Note that the categorical variables here, like anaemia, diabetes, high_blood_pressure, smoking, etc., are already specified with one-hot encoding and they are all binary. If you had categorical variables that had other category descriptors, or if there were more than 2 categories, explicit one-hot encoding using something like sklearn.preprocessing.OneHotEncoder will be necessary as a pre-processing step.

However, the different variables have wildly different numerical ranges.
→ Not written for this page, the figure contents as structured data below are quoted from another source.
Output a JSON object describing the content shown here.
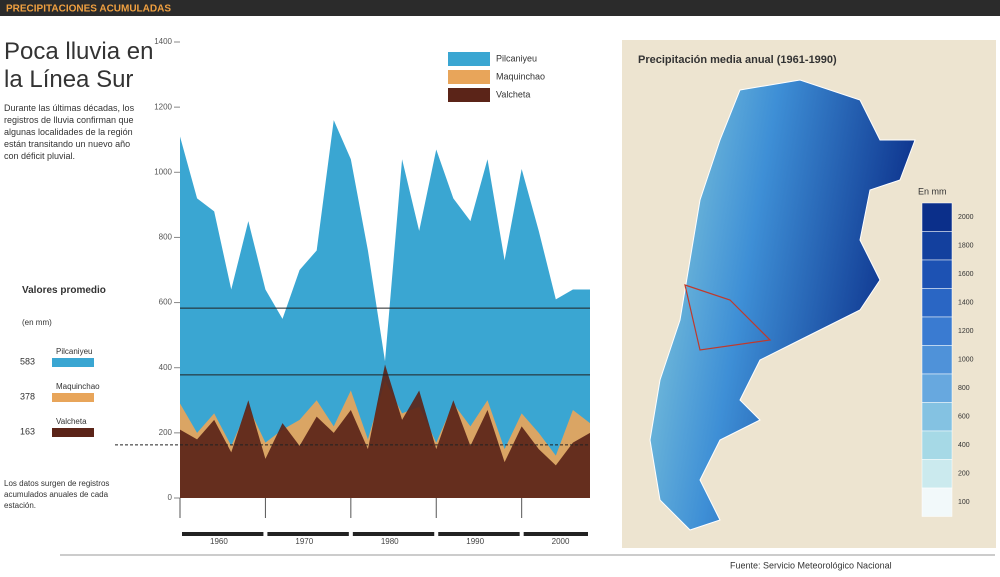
{
  "header": "PRECIPITACIONES ACUMULADAS",
  "title": "Poca lluvia en la Línea Sur",
  "intro": "Durante las últimas décadas, los registros de lluvia confirman que algunas localidades de la región están transitando un nuevo año con déficit pluvial.",
  "averages_title": "Valores promedio",
  "averages_unit": "(en mm)",
  "note": "Los datos surgen de registros acumulados anuales de cada estación.",
  "source": "Fuente: Servicio Meteorológico Nacional",
  "chart_data": {
    "type": "area",
    "x": [
      1960,
      1962,
      1964,
      1966,
      1968,
      1970,
      1972,
      1974,
      1976,
      1978,
      1980,
      1982,
      1984,
      1986,
      1988,
      1990,
      1992,
      1994,
      1996,
      1998,
      2000,
      2002,
      2004,
      2006,
      2008
    ],
    "series": [
      {
        "name": "Pilcaniyeu",
        "color": "#3aa6d2",
        "average": 583,
        "values": [
          1110,
          920,
          880,
          640,
          850,
          640,
          550,
          700,
          760,
          1160,
          1040,
          760,
          420,
          1040,
          820,
          1070,
          920,
          850,
          1040,
          730,
          1010,
          820,
          610,
          640,
          640
        ]
      },
      {
        "name": "Maquinchao",
        "color": "#e8a55a",
        "average": 378,
        "values": [
          290,
          200,
          260,
          160,
          280,
          170,
          210,
          240,
          300,
          220,
          330,
          180,
          360,
          260,
          280,
          170,
          290,
          220,
          300,
          150,
          260,
          200,
          130,
          270,
          230
        ]
      },
      {
        "name": "Valcheta",
        "color": "#5b2418",
        "average": 163,
        "values": [
          210,
          180,
          240,
          140,
          300,
          120,
          230,
          160,
          250,
          200,
          270,
          150,
          410,
          240,
          330,
          150,
          300,
          160,
          270,
          110,
          220,
          150,
          100,
          170,
          200
        ]
      }
    ],
    "xticks": [
      1960,
      1970,
      1980,
      1990,
      2000
    ],
    "ylim": [
      0,
      1400
    ],
    "yticks": [
      0,
      200,
      400,
      600,
      800,
      1000,
      1200,
      1400
    ]
  },
  "map": {
    "title": "Precipitación media anual (1961-1990)",
    "unit": "En mm",
    "scale_labels": [
      "2000",
      "1800",
      "1600",
      "1400",
      "1200",
      "1000",
      "800",
      "600",
      "400",
      "200",
      "100"
    ]
  }
}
So we'll scale all variable to occupy [0, 1]. This will allow for the coefficients to be interpreted more easily.

In [7]:

X = dat.drop(labels=['DEATH_EVENT','time'], axis=1, inplace=False)
y = dat['DEATH_EVENT']

In [8]:

from sklearn import preprocessing
scaler = preprocessing.MinMaxScaler()
X_scaled = scaler.fit_transform(X)

Perform regularized logistic regression model¶

As we discussed in class, logistic regression transforms an intermediate linear-model output to a [0, 1] output that can be interpreted as a probability of an input belonging to a certain class. The transformation is done via a logistic function of the form $$ f(z) = \frac{1}{1 + e^{-z}} $$ The label returned for an input by this logistic regression model is just the class that has theh highest probability for that input.

These models are fit with a cross-entropy loss function, and can be regularized using:

L1 norm priors, leading to sparser solutions (known as Lasso regression)
L2 norm priors, leading to smoother solutions (known as ridge regression)
Some linear combination of L1- and L2-norm priors imposing desirable properties from both (known as ElasticNet regression)

Fit L1-norm regularized logistic regression model¶

In [9]:

C = 1  # This is the regularization hyperparameter (inverse of how strongly you want to regularize)
# Try various C values (closer to 0 => stronger regularization; larger values => tending to max-likelihood)
model = linear_model.LogisticRegression(penalty='l1', solver='liblinear', C=C)
model.fit(X_scaled, y)
y_predicted = model.predict(X_scaled)
acc = (y_predicted == y).sum()  * 100 / y.shape[0]
print(f'Accuracy = {acc:0.1f}%')

Accuracy = 75.6%

In [10]:

pl.barh(np.arange(X.shape[1]), model.coef_.squeeze())
pl.yticks(np.arange(X.shape[1]), labels=X.columns)
pl.xlabel('Coefficients')

Out[10]:

Text(0.5, 0, 'Coefficients')

Fit L2-norm regularized logistic regression model¶

In [11]:

model = linear_model.LogisticRegression(penalty='l2', solver='liblinear', C=1)
model.fit(X_scaled, y)
y_predicted = model.predict(X_scaled)
acc = (y_predicted == y).sum()  * 100 / y.shape[0]
print(f'Accuracy = {acc:0.1f}%')

Accuracy = 74.9%

In [12]:

pl.barh(np.arange(X.shape[1]), model.coef_.squeeze())
pl.yticks(np.arange(X.shape[1]), labels=X.columns)
pl.xlabel('Coefficients')

Out[12]:

Text(0.5, 0, 'Coefficients')

Conclusions about heart failure data¶

Reasonable classification accuracy can be obtained using the measured features. Results suggest that high serum creatinitine levels, and low ejection fraction are the strongest prdictors of fatality. Advanced age is also a risk factor.